The same survey also reports that 56 percent of Filipino employees agree that they find themselves more stressed out than they were five years ago.
Stress affects workplace engagement, which inevitably leads employees to become less productive, and worse, even leave their company. Actually, Watson Wyatt Worldwide’s study proves that work-related stress is the top reason on why employees quit their jobs, resulting in a high turnover rate among many companies.
With the high turnover rate, organizations now turn to loyalty programs in the Philippines to encourage their employees to stay. Lack of exercise, unreliable technology, and insufficient staff are found to be the top triggers of work-related stress.
In the Philippines, add commuting and Manila traffic to the mix, and you have the perfect recipe to make a burned-out employee.
How to Increase Positive Workplace Engagement
As humans, we tend to run away from things that threaten or hurt us. Work can be one of them, especially when we’re stressed and suffering from an emotional burden.
But, good news for every single one of us, there’s still a way on how we can shift away from this lifestyle to improve our workplace engagement. All it takes is a change in the way we think.
Understanding How Our Brain Works
Our brain works on a threat and rewards response. When we encounter a threat, we trigger a response in the amygdala region of our brain, which lets us experience panic. This emotional response is called “Amygdala Hijack.”
In relation to the panic triggers, our body also lets out a physiological response. Our heart rate quickens, our breaths become shallow, and our blood rushes to several parts of our body.
On the contrary, our body experiences the same thing when we encounter a reward. We may feel elation and our body releases more dopamine than usual.
You may not be aware of it, but certain factors and people can be perceived as threats by our brains. In the workplace, it might be our boss or our co-worker. Similarly, it may come in the form of criticisms from our supervisor or the constant nagging of our paranoid co-worker.
To manage these threat signals, you must be extra observant in your interactions with your fellow employees. Note that the amygdala hijack is a fleeting response and usually only lasts for seconds. Look for quick reactions, as it might merely be wincing or a slight twitch of the mouth but can actually mean so much more.
Managing Unproductive Responses
To improve your employees’ workplace engagement and get everyone out of the slump from being unproductive, know how to utilize the reward and threat response of your staff by providing the right stimulus.
On the reward-seeking side, ensure that your employees always feel like they belong in the team. Filipinos are very sociable, as they can work greatly as a team. So, make sure that everyone in the team has a positive interaction.
Recognize the positive – if they did a great job, reward them for it. Give incentives for employees when you know they deserve it. Be specific and genuine on your praise as well.

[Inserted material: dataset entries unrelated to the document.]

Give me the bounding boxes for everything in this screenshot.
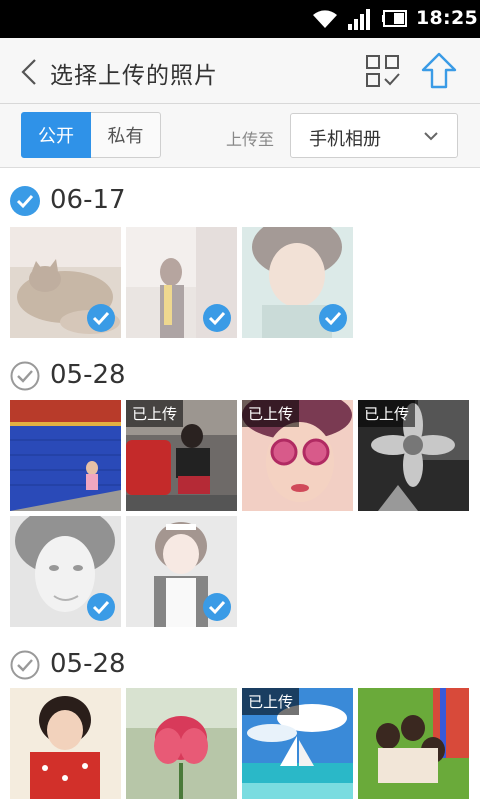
- uploaded-badge: 已上传: [242, 400, 300, 427]
- selected-check-icon: [203, 304, 231, 332]
- section-checked-icon[interactable]: [10, 186, 40, 216]
- tab-public[interactable]: 公开: [21, 112, 91, 158]
- photo-thumbnail[interactable]: 已上传: [358, 400, 469, 511]
- page-title: 选择上传的照片: [50, 63, 218, 89]
- section-date: 06-17: [50, 185, 126, 215]
- section-header: 05-28: [0, 356, 480, 396]
- upload-icon[interactable]: [420, 52, 458, 90]
- photo-thumbnail[interactable]: [126, 227, 237, 338]
- section-date: 05-28: [50, 360, 126, 390]
- status-bar: 18:25: [0, 0, 480, 38]
- battery-icon: [382, 10, 407, 27]
- photo-thumbnail[interactable]: [126, 516, 237, 627]
- photo-thumbnail[interactable]: [126, 688, 237, 799]
- tab-private[interactable]: 私有: [91, 112, 161, 158]
- chevron-down-icon: [424, 132, 438, 141]
- section-date: 05-28: [50, 649, 126, 679]
- album-dropdown-value: 手机相册: [309, 129, 381, 150]
- status-time: 18:25: [416, 7, 478, 29]
- selected-check-icon: [87, 304, 115, 332]
- selected-check-icon: [87, 593, 115, 621]
- photo-thumbnail[interactable]: 已上传: [126, 400, 237, 511]
- photo-thumbnail[interactable]: [10, 688, 121, 799]
- blue-wall-child-photo: [10, 400, 121, 511]
- photo-thumbnail[interactable]: [358, 688, 469, 799]
- selected-check-icon: [203, 593, 231, 621]
- section-header: 05-28: [0, 645, 480, 685]
- upload-to-label: 上传至: [226, 130, 275, 149]
- section-header: 06-17: [0, 181, 480, 221]
- section-unchecked-icon[interactable]: [10, 650, 40, 680]
- wifi-icon: [313, 10, 337, 28]
- pink-flower-photo: [126, 688, 237, 799]
- photo-thumbnail[interactable]: 已上传: [242, 688, 353, 799]
- uploaded-badge: 已上传: [126, 400, 184, 427]
- section-unchecked-icon[interactable]: [10, 361, 40, 391]
- uploaded-badge: 已上传: [242, 688, 300, 715]
- photo-thumbnail[interactable]: [10, 400, 121, 511]
- options-bar: 公开 私有 上传至 手机相册: [0, 104, 480, 168]
- girl-red-dress-photo: [10, 688, 121, 799]
- album-dropdown[interactable]: 手机相册: [290, 113, 458, 158]
- signal-icon: [348, 9, 370, 30]
- photo-thumbnail[interactable]: 已上传: [242, 400, 353, 511]
- photo-thumbnail[interactable]: [242, 227, 353, 338]
- back-icon[interactable]: [20, 58, 38, 86]
- uploaded-badge: 已上传: [358, 400, 416, 427]
- select-all-icon[interactable]: [366, 55, 400, 87]
- title-bar: 选择上传的照片: [0, 38, 480, 104]
- group-grass-photo: [358, 688, 469, 799]
- selected-check-icon: [319, 304, 347, 332]
- photo-thumbnail[interactable]: [10, 516, 121, 627]
- photo-thumbnail[interactable]: [10, 227, 121, 338]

Taking into account the Filipino culture, your employees can probably see through it if your praise is forced or purely given out of respect.

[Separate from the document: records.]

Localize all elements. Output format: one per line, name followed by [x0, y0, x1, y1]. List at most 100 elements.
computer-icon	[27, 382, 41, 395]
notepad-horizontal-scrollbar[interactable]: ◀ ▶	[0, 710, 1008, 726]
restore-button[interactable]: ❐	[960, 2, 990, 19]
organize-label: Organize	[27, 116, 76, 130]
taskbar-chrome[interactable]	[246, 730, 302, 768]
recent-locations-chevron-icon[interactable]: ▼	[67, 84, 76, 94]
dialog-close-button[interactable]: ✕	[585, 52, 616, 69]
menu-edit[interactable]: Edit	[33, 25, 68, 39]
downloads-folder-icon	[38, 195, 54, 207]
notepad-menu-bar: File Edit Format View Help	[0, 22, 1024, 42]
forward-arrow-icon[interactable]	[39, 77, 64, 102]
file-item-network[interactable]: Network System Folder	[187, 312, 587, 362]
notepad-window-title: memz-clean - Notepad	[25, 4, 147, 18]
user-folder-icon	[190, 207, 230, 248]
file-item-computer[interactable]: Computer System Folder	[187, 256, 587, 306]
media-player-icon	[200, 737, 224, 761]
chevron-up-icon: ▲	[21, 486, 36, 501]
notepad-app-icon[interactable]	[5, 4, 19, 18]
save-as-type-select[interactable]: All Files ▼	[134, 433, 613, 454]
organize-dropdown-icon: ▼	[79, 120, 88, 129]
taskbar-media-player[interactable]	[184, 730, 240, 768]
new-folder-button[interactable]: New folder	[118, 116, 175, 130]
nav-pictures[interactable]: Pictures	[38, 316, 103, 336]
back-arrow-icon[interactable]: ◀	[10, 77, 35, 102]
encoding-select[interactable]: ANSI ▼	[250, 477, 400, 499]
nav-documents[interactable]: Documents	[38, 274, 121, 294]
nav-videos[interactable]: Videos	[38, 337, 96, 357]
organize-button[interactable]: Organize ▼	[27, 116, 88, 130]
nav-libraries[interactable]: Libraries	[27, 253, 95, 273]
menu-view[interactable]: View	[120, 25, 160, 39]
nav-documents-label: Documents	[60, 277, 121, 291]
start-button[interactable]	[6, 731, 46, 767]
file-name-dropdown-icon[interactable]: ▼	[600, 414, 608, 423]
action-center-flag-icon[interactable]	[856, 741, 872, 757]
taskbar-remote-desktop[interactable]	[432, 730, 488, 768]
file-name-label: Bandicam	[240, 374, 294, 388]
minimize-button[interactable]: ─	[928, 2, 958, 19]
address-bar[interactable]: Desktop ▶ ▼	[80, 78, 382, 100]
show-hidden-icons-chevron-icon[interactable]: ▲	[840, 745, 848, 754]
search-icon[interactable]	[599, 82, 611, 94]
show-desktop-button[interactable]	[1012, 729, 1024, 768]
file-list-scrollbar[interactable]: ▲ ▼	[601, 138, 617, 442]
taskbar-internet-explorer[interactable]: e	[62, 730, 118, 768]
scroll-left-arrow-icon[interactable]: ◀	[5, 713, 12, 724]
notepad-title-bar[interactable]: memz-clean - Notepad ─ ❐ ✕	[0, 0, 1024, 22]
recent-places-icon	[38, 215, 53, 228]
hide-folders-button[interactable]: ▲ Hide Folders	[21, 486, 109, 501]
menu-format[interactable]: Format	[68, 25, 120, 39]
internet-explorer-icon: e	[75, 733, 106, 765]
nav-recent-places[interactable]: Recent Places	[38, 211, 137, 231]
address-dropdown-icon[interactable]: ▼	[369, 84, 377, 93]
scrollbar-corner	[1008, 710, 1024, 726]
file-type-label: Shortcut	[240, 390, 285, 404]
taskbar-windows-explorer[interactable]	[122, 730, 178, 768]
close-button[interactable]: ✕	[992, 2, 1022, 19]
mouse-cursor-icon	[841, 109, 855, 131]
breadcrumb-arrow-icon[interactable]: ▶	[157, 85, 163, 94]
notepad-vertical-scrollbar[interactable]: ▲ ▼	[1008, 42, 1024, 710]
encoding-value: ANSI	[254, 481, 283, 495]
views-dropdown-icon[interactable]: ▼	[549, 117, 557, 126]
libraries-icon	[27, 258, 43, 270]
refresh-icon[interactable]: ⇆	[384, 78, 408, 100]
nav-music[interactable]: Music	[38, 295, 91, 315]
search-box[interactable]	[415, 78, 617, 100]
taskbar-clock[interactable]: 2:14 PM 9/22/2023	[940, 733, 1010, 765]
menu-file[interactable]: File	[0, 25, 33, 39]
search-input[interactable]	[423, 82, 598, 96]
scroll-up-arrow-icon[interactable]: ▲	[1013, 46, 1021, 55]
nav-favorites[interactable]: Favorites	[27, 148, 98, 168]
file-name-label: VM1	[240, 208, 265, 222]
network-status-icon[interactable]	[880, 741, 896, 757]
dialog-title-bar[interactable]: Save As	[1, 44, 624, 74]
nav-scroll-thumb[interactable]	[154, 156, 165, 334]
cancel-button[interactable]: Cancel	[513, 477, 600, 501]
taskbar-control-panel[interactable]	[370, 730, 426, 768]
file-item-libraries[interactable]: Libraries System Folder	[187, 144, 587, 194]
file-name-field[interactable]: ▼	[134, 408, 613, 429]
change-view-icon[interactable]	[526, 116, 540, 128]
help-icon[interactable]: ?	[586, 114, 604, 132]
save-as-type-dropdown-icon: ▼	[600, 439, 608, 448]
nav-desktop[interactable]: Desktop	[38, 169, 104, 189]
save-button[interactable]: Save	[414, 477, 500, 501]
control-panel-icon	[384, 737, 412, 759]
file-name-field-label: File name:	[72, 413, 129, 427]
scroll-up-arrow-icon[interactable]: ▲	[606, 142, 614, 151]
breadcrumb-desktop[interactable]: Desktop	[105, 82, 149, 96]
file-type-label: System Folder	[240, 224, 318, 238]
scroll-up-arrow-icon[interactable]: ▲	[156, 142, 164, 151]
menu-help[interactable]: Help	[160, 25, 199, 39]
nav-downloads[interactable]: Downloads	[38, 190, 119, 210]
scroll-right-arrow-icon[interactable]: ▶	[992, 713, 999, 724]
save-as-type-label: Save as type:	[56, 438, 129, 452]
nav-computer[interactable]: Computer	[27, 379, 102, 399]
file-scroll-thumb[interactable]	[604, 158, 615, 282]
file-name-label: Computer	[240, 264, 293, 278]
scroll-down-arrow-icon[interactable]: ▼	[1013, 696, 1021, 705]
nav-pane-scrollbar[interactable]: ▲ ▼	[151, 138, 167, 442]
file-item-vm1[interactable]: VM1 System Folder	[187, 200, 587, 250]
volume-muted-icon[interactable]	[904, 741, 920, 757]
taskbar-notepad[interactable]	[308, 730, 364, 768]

On the threat-avoidance side, be sure to be constructive with your criticism and give your feedback in a respectable manner. Don’t humiliate your employees in front of everyone and cause them to lose face.
Stress affects everyone – even managers and bosses – but that doesn’t give you an excuse to shout (or worse, curse) at your employees. Doing this might only decrease their morale and push them down further on their unproductive work slump.
Make sure that your employees are all treated fairly as well. Don’t play favorites, as this could give trigger an internal competition that could lead to an unwanted tension in the workplace.
While some companies encourage competition among their employees, this doesn’t work for every organization. In the Philippines, in particular, where crab mentality runs deep in the culture, competition can quickly become personal and unhealthy with employees trying to pull down each other.
With the great demand and heavy workload thrown to us, work-related stress is definitely unavoidable. Fortunately you can foster a healthy working environment by treating your employees as part of the growth of your company, so they won’t feel as just another cog in the machine.